2)Kendi düşüncesinden olmayanı yakmak kadar canileşen bu zat, bir okulda servis şöförüymüş! Düşünsenize velilerden biri ile anlaşamadığını! Gidip onunda evini barkını yakmaya teşebbüs etmeyeceğine garanti verebiliyor musunuz? Çocuklar Allah'a emanet!

3)Ve onu ilk anda serbest bırakmaya teşebbüs eden hâkim, savcı ya da her kimse! Bu nasıl bir hukuk? Bastonunu savunma aracı olarak kullanan 82 yaşındaki teyzeye ceza yağdırıyorsunuz, ama elinde Molotof olan bir caniyi serbest bırakıyorsunuz! Sahi siz nerede okuyup diploma aldınız? Şimdi farzı misal size gıcık olan biri elini kolunu sallaya sallaya oturduğunuz eve molotof kokteyl atarak evinizi yakmaya kalksa... Onu gözaltına alan hâkim ya da savcı iki saate o zatı serbest bıraksa ne hissedersiniz? Heh bizde aynı onu hissediyoruz!

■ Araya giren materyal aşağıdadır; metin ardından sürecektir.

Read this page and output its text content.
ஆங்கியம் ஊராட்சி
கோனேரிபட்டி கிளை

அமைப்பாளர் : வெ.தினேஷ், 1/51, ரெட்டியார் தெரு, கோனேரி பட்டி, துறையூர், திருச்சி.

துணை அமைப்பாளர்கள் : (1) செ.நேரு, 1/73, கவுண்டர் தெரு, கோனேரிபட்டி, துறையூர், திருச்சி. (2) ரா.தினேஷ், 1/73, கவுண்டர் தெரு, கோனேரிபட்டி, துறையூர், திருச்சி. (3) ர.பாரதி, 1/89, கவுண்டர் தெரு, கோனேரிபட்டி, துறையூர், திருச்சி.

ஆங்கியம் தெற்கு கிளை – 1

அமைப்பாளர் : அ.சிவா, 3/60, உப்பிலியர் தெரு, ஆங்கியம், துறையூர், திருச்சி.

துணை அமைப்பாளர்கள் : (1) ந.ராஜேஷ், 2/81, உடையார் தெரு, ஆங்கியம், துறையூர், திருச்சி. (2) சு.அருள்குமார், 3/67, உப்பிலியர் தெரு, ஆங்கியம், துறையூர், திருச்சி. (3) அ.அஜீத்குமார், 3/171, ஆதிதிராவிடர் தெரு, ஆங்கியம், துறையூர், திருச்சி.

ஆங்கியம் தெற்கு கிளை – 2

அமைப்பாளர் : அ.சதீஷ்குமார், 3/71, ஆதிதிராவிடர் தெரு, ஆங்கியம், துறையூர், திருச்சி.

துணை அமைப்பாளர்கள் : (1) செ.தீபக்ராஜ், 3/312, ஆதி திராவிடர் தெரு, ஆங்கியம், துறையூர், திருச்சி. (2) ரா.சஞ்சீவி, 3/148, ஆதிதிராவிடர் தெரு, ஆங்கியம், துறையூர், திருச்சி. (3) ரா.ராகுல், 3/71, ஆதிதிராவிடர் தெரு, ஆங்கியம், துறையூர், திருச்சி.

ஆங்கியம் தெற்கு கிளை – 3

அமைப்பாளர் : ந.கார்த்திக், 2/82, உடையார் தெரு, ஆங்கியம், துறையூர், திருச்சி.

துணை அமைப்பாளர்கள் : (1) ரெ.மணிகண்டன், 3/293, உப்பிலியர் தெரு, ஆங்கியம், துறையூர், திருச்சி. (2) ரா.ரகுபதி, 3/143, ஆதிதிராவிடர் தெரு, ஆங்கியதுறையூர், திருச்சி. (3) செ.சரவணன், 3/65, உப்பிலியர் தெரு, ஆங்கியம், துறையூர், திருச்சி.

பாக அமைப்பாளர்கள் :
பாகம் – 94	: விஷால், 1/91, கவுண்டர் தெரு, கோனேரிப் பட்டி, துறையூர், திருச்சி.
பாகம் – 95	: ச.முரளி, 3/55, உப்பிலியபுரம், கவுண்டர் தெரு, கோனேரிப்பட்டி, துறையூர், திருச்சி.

Kıyametin kopmamasına çok şaşırıyorum!

Yer Alanya Mahmutlar…
Tek derdi bir avuç yiyecekle karın doyurmak olan onlarca kedi zehirlenilmek suretiyle katlediliyor. Evimde ve sokağımda kedi-köpek besleyen biri olarak bu dehşet verici manzara karşısında artık ne diyeceğimi inanın bilmiyorum. Yemek yediğini sanarken zehirlenilerek kaskatı kesilen onlarca beden!

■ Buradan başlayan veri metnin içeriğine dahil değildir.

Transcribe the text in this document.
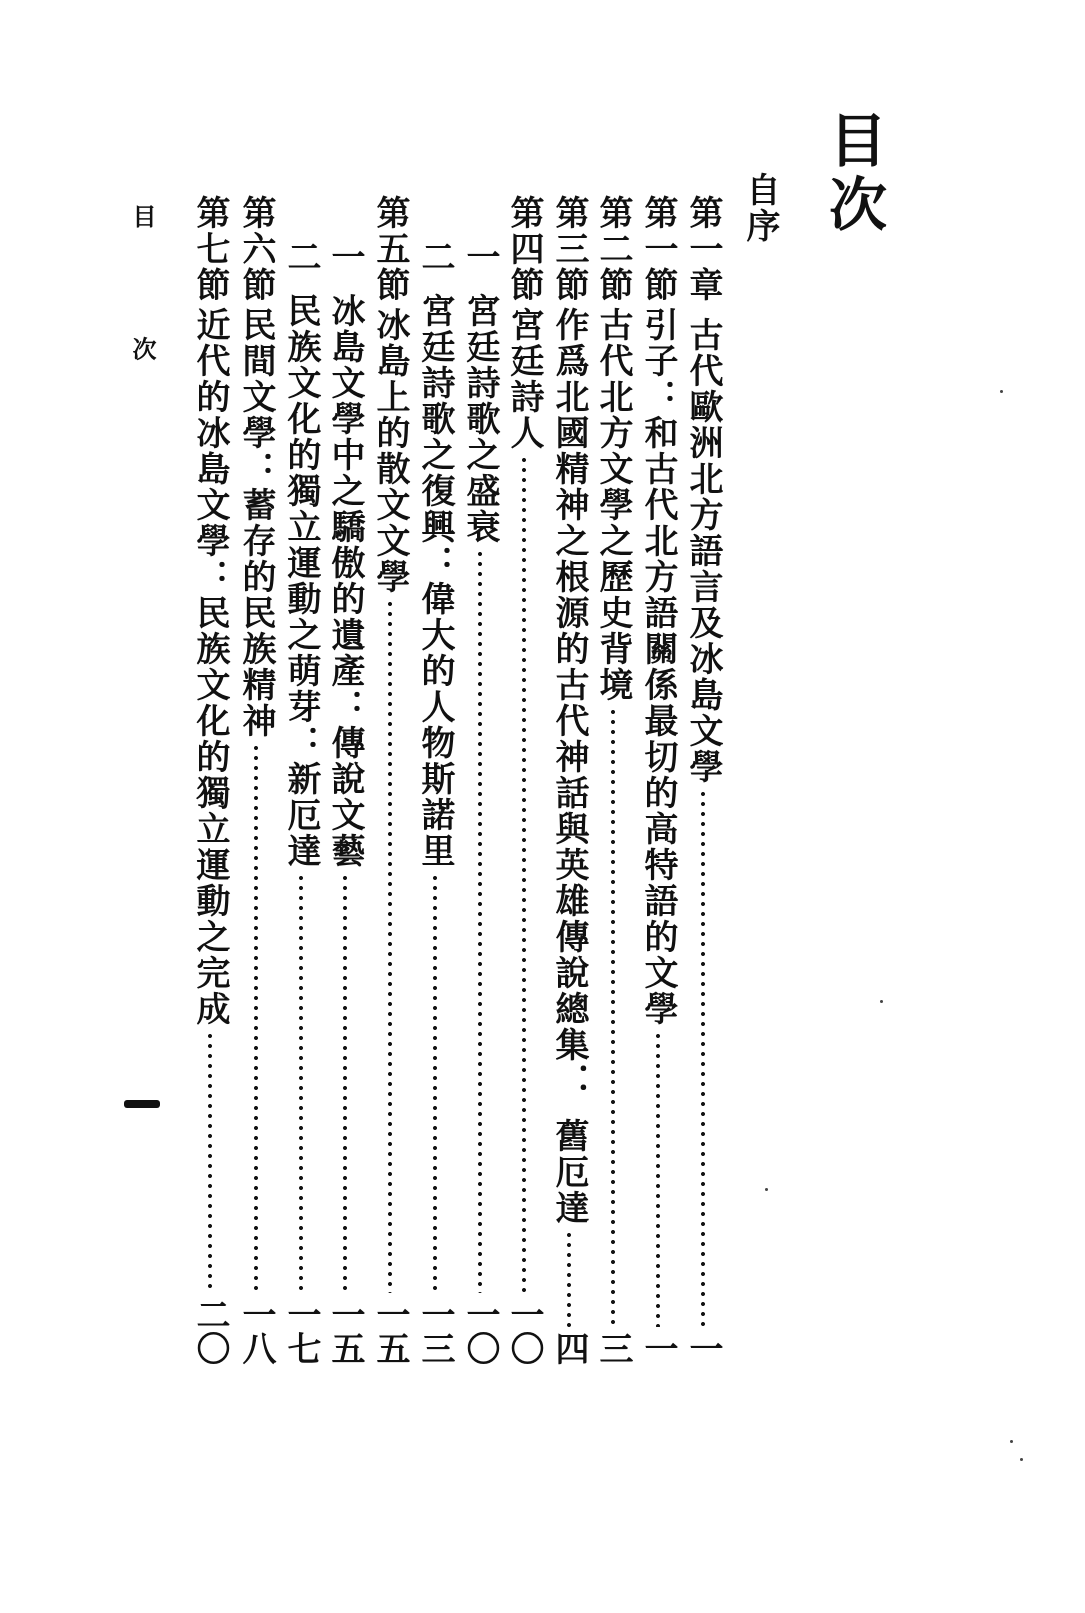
目次
自序
第一章
古代歐洲北方語言及冰島文學
一
第一節
引子：和古代北方語關係最切的高特語的文學
一
第二節
古代北方文學之歷史背境
三
第三節
作爲北國精神之根源的古代神話與英雄傳說總集．．舊厄達
四
第四節
宮廷詩人
一〇
一
宮廷詩歌之盛衰
一〇
二
宮廷詩歌之復興：偉大的人物斯諾里
一三
第五節
冰島上的散文文學
一五
一
冰島文學中之驕傲的遺產：傳說文藝
一五
二
民族文化的獨立運動之萌芽：新厄達
一七
第六節
民間文學：蓄存的民族精神
一八
第七節
近代的冰島文學：民族文化的獨立運動之完成
二〇
目 次
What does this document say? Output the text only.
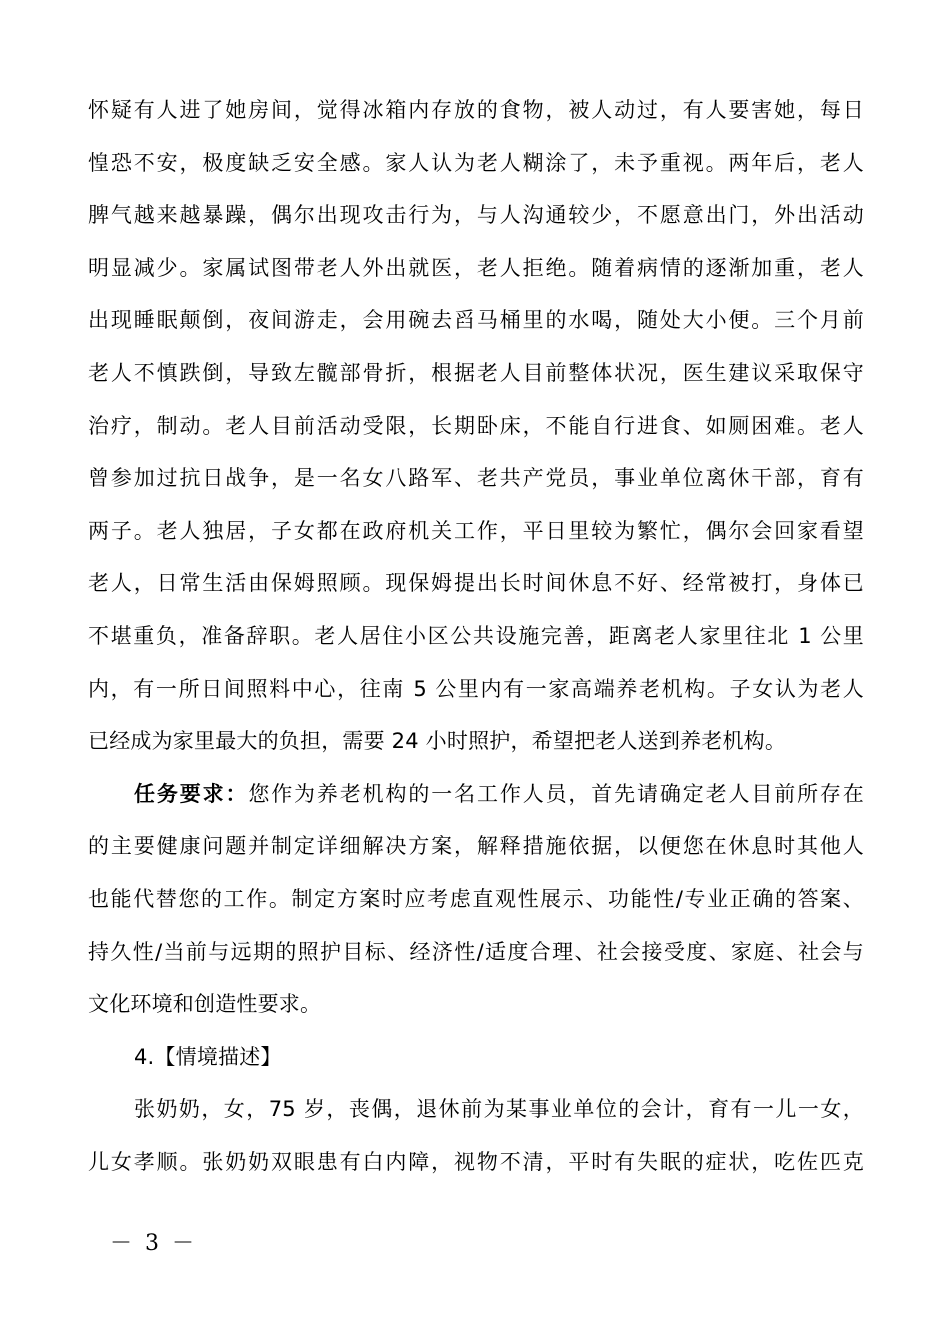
怀疑有人进了她房间，觉得冰箱内存放的食物，被人动过，有人要害她，每日
惶恐不安，极度缺乏安全感。家人认为老人糊涂了，未予重视。两年后，老人
脾气越来越暴躁，偶尔出现攻击行为，与人沟通较少，不愿意出门，外出活动
明显减少。家属试图带老人外出就医，老人拒绝。随着病情的逐渐加重，老人
出现睡眠颠倒，夜间游走，会用碗去舀马桶里的水喝，随处大小便。三个月前
老人不慎跌倒，导致左髋部骨折，根据老人目前整体状况，医生建议采取保守
治疗，制动。老人目前活动受限，长期卧床，不能自行进食、如厕困难。老人
曾参加过抗日战争，是一名女八路军、老共产党员，事业单位离休干部，育有
两子。老人独居，子女都在政府机关工作，平日里较为繁忙，偶尔会回家看望
老人，日常生活由保姆照顾。现保姆提出长时间休息不好、经常被打，身体已
不堪重负，准备辞职。老人居住小区公共设施完善，距离老人家里往北 1 公里
内，有一所日间照料中心，往南 5 公里内有一家高端养老机构。子女认为老人
已经成为家里最大的负担，需要 24 小时照护，希望把老人送到养老机构。
任务要求：您作为养老机构的一名工作人员，首先请确定老人目前所存在
的主要健康问题并制定详细解决方案，解释措施依据，以便您在休息时其他人
也能代替您的工作。制定方案时应考虑直观性展示、功能性/专业正确的答案、
持久性/当前与远期的照护目标、经济性/适度合理、社会接受度、家庭、社会与
文化环境和创造性要求。
4.【情境描述】
张奶奶，女，75 岁，丧偶，退休前为某事业单位的会计，育有一儿一女，
儿女孝顺。张奶奶双眼患有白内障，视物不清，平时有失眠的症状，吃佐匹克
－ 3 －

Savaşmayıp sevişmeye yeğleyerek ülkesinden kaçıp gelen Suriyelilere verdiğimiz yiyeceklerden arta kalanlarını şu canlara verip karınlarını doyursaydık, belki ülkenin üzerine merhamet yağardı… Zira insanoğlunun her gün bin bir çeşit vahşetle zavallı masumları katletmesine başka açıklama getiremiyorum artık.